ECLI:NL:CRVB:2022:2308
Centrale Raad van Beroep
- Hoger beroep
- Rechtspraak.nl
Niet-ontvankelijkheid van hoger beroep wegens termijnoverschrijding bij indienen beroepschrift en betaling griffierecht
In deze zaak heeft appellante hoger beroep ingesteld tegen een uitspraak van de rechtbank Limburg. De Centrale Raad van Beroep heeft op 27 oktober 2022 geoordeeld dat het hoger beroep kennelijk niet-ontvankelijk is. Dit oordeel is gebaseerd op termijnoverschrijding bij zowel de indiening van het beroepschrift als de betaling van het griffierecht. De termijn voor het indienen van een beroepschrift bedraagt zes weken, en deze termijn begint te lopen vanaf de dag na de bekendmaking van de uitspraak waartegen hoger beroep wordt ingesteld. In dit geval is de uitspraak van de rechtbank op 7 februari 2022 bekendgemaakt, en het beroepschrift is pas op 30 maart 2022 ontvangen, wat betekent dat het niet tijdig is ingediend.

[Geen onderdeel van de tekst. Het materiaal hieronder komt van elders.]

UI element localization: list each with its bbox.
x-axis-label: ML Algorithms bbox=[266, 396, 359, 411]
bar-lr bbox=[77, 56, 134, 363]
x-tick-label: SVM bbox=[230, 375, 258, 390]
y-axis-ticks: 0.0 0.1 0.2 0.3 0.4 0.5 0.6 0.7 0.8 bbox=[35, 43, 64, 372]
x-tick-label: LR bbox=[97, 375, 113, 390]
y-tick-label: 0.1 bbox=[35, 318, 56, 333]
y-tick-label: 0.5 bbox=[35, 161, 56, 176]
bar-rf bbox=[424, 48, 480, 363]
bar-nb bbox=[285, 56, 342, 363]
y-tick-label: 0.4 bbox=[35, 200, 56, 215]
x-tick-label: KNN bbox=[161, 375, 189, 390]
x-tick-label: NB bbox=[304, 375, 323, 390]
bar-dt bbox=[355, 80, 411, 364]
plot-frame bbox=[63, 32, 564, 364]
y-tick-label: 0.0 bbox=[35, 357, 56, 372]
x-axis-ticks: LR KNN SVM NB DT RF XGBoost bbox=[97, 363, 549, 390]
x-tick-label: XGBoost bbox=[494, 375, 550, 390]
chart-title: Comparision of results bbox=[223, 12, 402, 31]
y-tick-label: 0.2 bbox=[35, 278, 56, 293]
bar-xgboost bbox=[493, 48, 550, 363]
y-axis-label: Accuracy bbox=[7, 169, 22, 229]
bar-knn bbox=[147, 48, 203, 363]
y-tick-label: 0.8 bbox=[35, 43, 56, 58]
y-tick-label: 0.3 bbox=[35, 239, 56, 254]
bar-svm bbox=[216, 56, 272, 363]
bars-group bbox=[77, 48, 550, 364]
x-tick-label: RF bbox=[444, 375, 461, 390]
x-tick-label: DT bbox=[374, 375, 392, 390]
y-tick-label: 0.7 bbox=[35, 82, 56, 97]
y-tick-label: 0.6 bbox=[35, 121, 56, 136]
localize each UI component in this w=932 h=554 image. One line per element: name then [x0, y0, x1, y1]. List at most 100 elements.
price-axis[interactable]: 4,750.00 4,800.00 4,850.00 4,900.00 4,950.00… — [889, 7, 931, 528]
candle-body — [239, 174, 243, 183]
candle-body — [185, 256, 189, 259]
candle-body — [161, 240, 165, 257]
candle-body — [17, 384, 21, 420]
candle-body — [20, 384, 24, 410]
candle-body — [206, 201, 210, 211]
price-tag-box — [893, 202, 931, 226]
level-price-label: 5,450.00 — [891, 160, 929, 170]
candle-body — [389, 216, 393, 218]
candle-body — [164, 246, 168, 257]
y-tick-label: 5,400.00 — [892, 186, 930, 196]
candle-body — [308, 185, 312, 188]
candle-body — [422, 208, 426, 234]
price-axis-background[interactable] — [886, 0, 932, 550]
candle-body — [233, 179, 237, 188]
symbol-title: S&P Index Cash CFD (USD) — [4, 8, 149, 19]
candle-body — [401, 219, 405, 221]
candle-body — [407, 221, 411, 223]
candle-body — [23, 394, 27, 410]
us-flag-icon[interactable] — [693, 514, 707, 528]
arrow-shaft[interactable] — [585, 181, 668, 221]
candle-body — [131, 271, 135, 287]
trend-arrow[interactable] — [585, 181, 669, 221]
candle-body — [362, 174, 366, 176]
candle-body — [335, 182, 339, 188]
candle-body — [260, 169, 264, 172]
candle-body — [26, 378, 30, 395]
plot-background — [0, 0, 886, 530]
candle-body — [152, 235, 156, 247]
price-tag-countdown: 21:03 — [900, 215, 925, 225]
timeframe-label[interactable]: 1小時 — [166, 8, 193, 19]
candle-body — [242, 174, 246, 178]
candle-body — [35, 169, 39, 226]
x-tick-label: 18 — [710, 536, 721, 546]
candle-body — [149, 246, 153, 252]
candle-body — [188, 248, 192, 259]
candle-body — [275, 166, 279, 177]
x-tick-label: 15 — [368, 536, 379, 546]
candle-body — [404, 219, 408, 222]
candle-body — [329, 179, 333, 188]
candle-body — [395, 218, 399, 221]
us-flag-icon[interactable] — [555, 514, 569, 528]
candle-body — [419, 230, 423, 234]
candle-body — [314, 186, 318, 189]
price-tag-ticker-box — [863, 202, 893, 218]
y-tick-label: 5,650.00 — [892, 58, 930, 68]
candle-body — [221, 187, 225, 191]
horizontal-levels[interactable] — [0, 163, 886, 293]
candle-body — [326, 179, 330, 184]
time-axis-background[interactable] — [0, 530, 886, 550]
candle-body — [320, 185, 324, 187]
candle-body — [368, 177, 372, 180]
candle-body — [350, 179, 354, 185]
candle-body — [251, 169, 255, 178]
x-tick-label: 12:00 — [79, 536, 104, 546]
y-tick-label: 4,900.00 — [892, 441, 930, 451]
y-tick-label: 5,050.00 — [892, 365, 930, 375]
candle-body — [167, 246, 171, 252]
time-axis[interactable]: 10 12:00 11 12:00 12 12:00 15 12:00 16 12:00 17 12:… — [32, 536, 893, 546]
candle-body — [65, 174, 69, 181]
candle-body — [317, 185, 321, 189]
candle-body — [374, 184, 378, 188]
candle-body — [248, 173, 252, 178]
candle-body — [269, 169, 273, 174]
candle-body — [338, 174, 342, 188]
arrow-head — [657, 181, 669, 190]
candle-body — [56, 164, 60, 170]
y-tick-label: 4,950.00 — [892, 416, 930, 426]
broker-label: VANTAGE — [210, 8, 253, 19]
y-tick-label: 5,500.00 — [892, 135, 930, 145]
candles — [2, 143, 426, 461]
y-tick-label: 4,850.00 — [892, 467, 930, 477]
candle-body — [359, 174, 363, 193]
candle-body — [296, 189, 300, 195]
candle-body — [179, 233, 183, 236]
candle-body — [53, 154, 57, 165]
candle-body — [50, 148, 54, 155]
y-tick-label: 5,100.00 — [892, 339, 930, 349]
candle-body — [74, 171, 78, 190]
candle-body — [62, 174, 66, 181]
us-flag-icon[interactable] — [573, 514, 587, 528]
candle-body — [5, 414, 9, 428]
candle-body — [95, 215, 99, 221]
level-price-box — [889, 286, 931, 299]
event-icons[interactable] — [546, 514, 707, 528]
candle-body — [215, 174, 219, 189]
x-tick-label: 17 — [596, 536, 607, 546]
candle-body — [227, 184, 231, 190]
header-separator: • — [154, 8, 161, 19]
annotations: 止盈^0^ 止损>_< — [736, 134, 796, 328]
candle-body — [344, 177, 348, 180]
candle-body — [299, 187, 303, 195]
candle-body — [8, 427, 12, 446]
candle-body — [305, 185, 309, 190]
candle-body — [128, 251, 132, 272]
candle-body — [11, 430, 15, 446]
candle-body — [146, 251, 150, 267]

Daarnaast is er ook sprake van termijnoverschrijding bij de betaling van het griffierecht. Appellante is herhaaldelijk gewezen op de verplichting om het griffierecht tijdig te betalen, maar heeft dit niet gedaan. De Centrale Raad van Beroep concludeert dat er geen reden is om aan te nemen dat appellante niet in verzuim is geweest. Gezien deze omstandigheden heeft de Raad besloten het hoger beroep niet-ontvankelijk te verklaren zonder verdere behandeling van de zaak. Er is geen aanleiding voor een proceskostenveroordeling. De uitspraak is gedaan door F.M. Rijnbeek, in tegenwoordigheid van J.M. Labage als griffier, en is openbaar uitgesproken op 27 oktober 2022.